Cette étude a inclus 355 participants souffrant de dépression résistante (non répondeurs aux antidépresseurs), dont 222 femmes, recrutés dans 13 centres experts entre 2014 et 2021 et suivis pendant 6 mois.
Dans cette cohorte, le taux de tabagisme était beaucoup plus élevé chez les femmes par rapport à la population générale (34 % vs 24 %) alors qu’il était comparable chez les hommes (environ 29 %).
D’autres différences significatives entre les femmes et les hommes ont été retrouvées. « Les fumeuses avaient un nombre significativement plus élevé d'hospitalisations psychiatriques au cours de leur vie et avaient eu presque 3 fois plus souvent recours à l'électro-convulsivothérapie, une méthode réservée aux dépressions les plus résistantes aux médicaments », nous explique le Dr Guillaume Fond (psychiatre à l’APHM, dernier auteur de l’étude). Les femmes tabagiques avaient 4 fois plus souvent des idées suicidaireset 2 fois plusd’antécédents de tentatives de suicide, avec une plus grande impulsivité. Le recours aux anxiolytiques au long cours, aux antipsychotiques et aux régulateurs de l’humeur était multiplié par deux. Le risque d’hospitalisation en psychiatrie à 6 mois était multiplié par presque 3 chez les fumeuses par rapport aux non-fumeuses.

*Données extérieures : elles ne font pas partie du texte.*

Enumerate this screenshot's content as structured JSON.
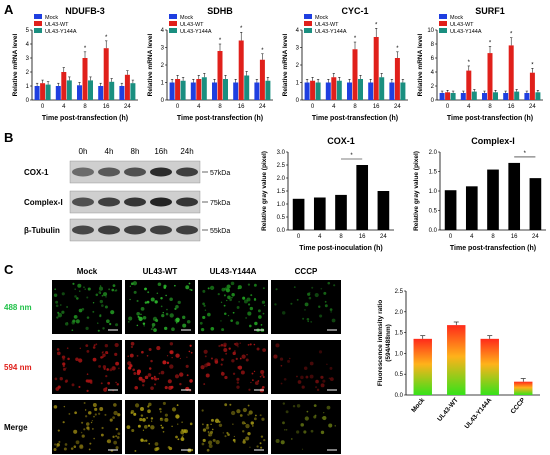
{
  "panel_labels": {
    "a": "A",
    "b": "B",
    "c": "C"
  },
  "panel_a": {
    "legend": [
      "Mock",
      "UL43-WT",
      "UL43-Y144A"
    ],
    "colors": [
      "#1f3fe0",
      "#e0201b",
      "#1a8f80"
    ],
    "xlabel": "Time post-transfection (h)",
    "ylabel": "Relative mRNA level"
  },
  "panel_b": {
    "blot_times": [
      "0h",
      "4h",
      "8h",
      "16h",
      "24h"
    ],
    "blot_rows": [
      "COX-1",
      "Complex-I",
      "β-Tubulin"
    ],
    "blot_kda": [
      "57kDa",
      "75kDa",
      "55kDa"
    ],
    "ylabel": "Relative gray value (pixel)"
  },
  "panel_c": {
    "columns": [
      "Mock",
      "UL43-WT",
      "UL43-Y144A",
      "CCCP"
    ],
    "rows": [
      "488 nm",
      "594 nm",
      "Merge"
    ],
    "row_colors": [
      "#22c24a",
      "#e0201b",
      "#000000"
    ]
  },
  "chart_data": [
    {
      "type": "bar",
      "title": "NDUFB-3",
      "categories": [
        "0",
        "4",
        "8",
        "16",
        "24"
      ],
      "ylim": [
        0,
        5
      ],
      "yticks": [
        0,
        1,
        2,
        3,
        4,
        5
      ],
      "xlabel": "Time post-transfection (h)",
      "ylabel": "Relative mRNA level",
      "series": [
        {
          "name": "Mock",
          "values": [
            1.0,
            1.0,
            1.05,
            1.0,
            1.0
          ]
        },
        {
          "name": "UL43-WT",
          "values": [
            1.2,
            2.0,
            3.0,
            3.7,
            1.8
          ]
        },
        {
          "name": "UL43-Y144A",
          "values": [
            1.1,
            1.4,
            1.4,
            1.3,
            1.2
          ]
        }
      ],
      "significance": [
        "",
        "",
        "*",
        "*",
        ""
      ]
    },
    {
      "type": "bar",
      "title": "SDHB",
      "categories": [
        "0",
        "4",
        "8",
        "16",
        "24"
      ],
      "ylim": [
        0,
        4
      ],
      "yticks": [
        0,
        1,
        2,
        3,
        4
      ],
      "xlabel": "Time post-transfection (h)",
      "ylabel": "Relative mRNA level",
      "series": [
        {
          "name": "Mock",
          "values": [
            1.0,
            1.0,
            1.0,
            1.0,
            1.0
          ]
        },
        {
          "name": "UL43-WT",
          "values": [
            1.2,
            1.2,
            2.8,
            3.4,
            2.3
          ]
        },
        {
          "name": "UL43-Y144A",
          "values": [
            1.1,
            1.3,
            1.2,
            1.4,
            1.1
          ]
        }
      ],
      "significance": [
        "",
        "",
        "*",
        "*",
        "*"
      ]
    },
    {
      "type": "bar",
      "title": "CYC-1",
      "categories": [
        "0",
        "4",
        "8",
        "16",
        "24"
      ],
      "ylim": [
        0,
        4
      ],
      "yticks": [
        0,
        1,
        2,
        3,
        4
      ],
      "xlabel": "Time post-transfection (h)",
      "ylabel": "Relative mRNA level",
      "series": [
        {
          "name": "Mock",
          "values": [
            1.0,
            1.0,
            1.0,
            1.0,
            1.0
          ]
        },
        {
          "name": "UL43-WT",
          "values": [
            1.1,
            1.3,
            2.9,
            3.6,
            2.4
          ]
        },
        {
          "name": "UL43-Y144A",
          "values": [
            1.0,
            1.1,
            1.2,
            1.3,
            1.0
          ]
        }
      ],
      "significance": [
        "",
        "",
        "*",
        "*",
        "*"
      ]
    },
    {
      "type": "bar",
      "title": "SURF1",
      "categories": [
        "0",
        "4",
        "8",
        "16",
        "24"
      ],
      "ylim": [
        0,
        10
      ],
      "yticks": [
        0,
        2,
        4,
        6,
        8,
        10
      ],
      "xlabel": "Time post-transfection (h)",
      "ylabel": "Relative mRNA level",
      "series": [
        {
          "name": "Mock",
          "values": [
            1.0,
            1.0,
            1.0,
            1.0,
            1.0
          ]
        },
        {
          "name": "UL43-WT",
          "values": [
            1.1,
            4.2,
            6.7,
            7.8,
            3.9
          ]
        },
        {
          "name": "UL43-Y144A",
          "values": [
            1.0,
            1.2,
            1.1,
            1.2,
            1.1
          ]
        }
      ],
      "significance": [
        "",
        "*",
        "*",
        "*",
        "*"
      ]
    },
    {
      "type": "bar",
      "title": "COX-1",
      "categories": [
        "0",
        "4",
        "8",
        "16",
        "24"
      ],
      "ylim": [
        0.0,
        3.0
      ],
      "yticks": [
        "0.0",
        "0.5",
        "1.0",
        "1.5",
        "2.0",
        "2.5",
        "3.0"
      ],
      "xlabel": "Time post-inoculation (h)",
      "ylabel": "Relative gray value (pixel)",
      "values": [
        1.2,
        1.25,
        1.35,
        2.5,
        1.5
      ],
      "significance_bracket": {
        "from": "8",
        "to": "16",
        "label": "*"
      }
    },
    {
      "type": "bar",
      "title": "Complex-I",
      "categories": [
        "0",
        "4",
        "8",
        "16",
        "24"
      ],
      "ylim": [
        0.0,
        2.0
      ],
      "yticks": [
        "0.0",
        "0.5",
        "1.0",
        "1.5",
        "2.0"
      ],
      "xlabel": "Time post-transfection (h)",
      "ylabel": "Relative gray value (pixel)",
      "values": [
        1.02,
        1.12,
        1.55,
        1.72,
        1.33
      ],
      "significance_bracket": {
        "from": "16",
        "to": "24",
        "label": "*"
      }
    },
    {
      "type": "bar",
      "title": "",
      "categories": [
        "Mock",
        "UL43-WT",
        "UL43-Y144A",
        "CCCP"
      ],
      "ylim": [
        0.0,
        2.5
      ],
      "yticks": [
        "0.0",
        "0.5",
        "1.0",
        "1.5",
        "2.0",
        "2.5"
      ],
      "xlabel": "",
      "ylabel": "Fluorescence intensity ratio (594/488nm)",
      "values": [
        1.35,
        1.68,
        1.35,
        0.32
      ]
    }
  ]
}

Ces résultats n’ont pas été reproduits chez les hommes, pour lesquels le tabagisme était seulement associé à une augmentation des symptômes dépressifs.
Le taux d’arrêt du tabac à 6 mois était plus élevé chez les femmes que chez les hommes mais restait globalement faible (12 % contre 7 %). Aucun patient n’a reçu de substitut nicotinique ou de varénicline (Champix) alors que ces traitements sont recommandés pour l’aide au sevrage tabagique.
Le rôle causal direct du tabagisme sur la dépression est désormais reconnu. Au vu de ces résultats, les centres experts recommandent l’arrêt du tabac pour améliorer la dépression et diminuer l’impulsivité et les passages à l’acte suicidaire, en particulier chez les femmes : « Les sprays de nicotine et la varénicline doivent être proposés aussi souvent que possible et le cas échéant combinés, les taux de succès pouvant monter jusqu’à 70 à 100 % dans les études internationales », précise le Dr Fond.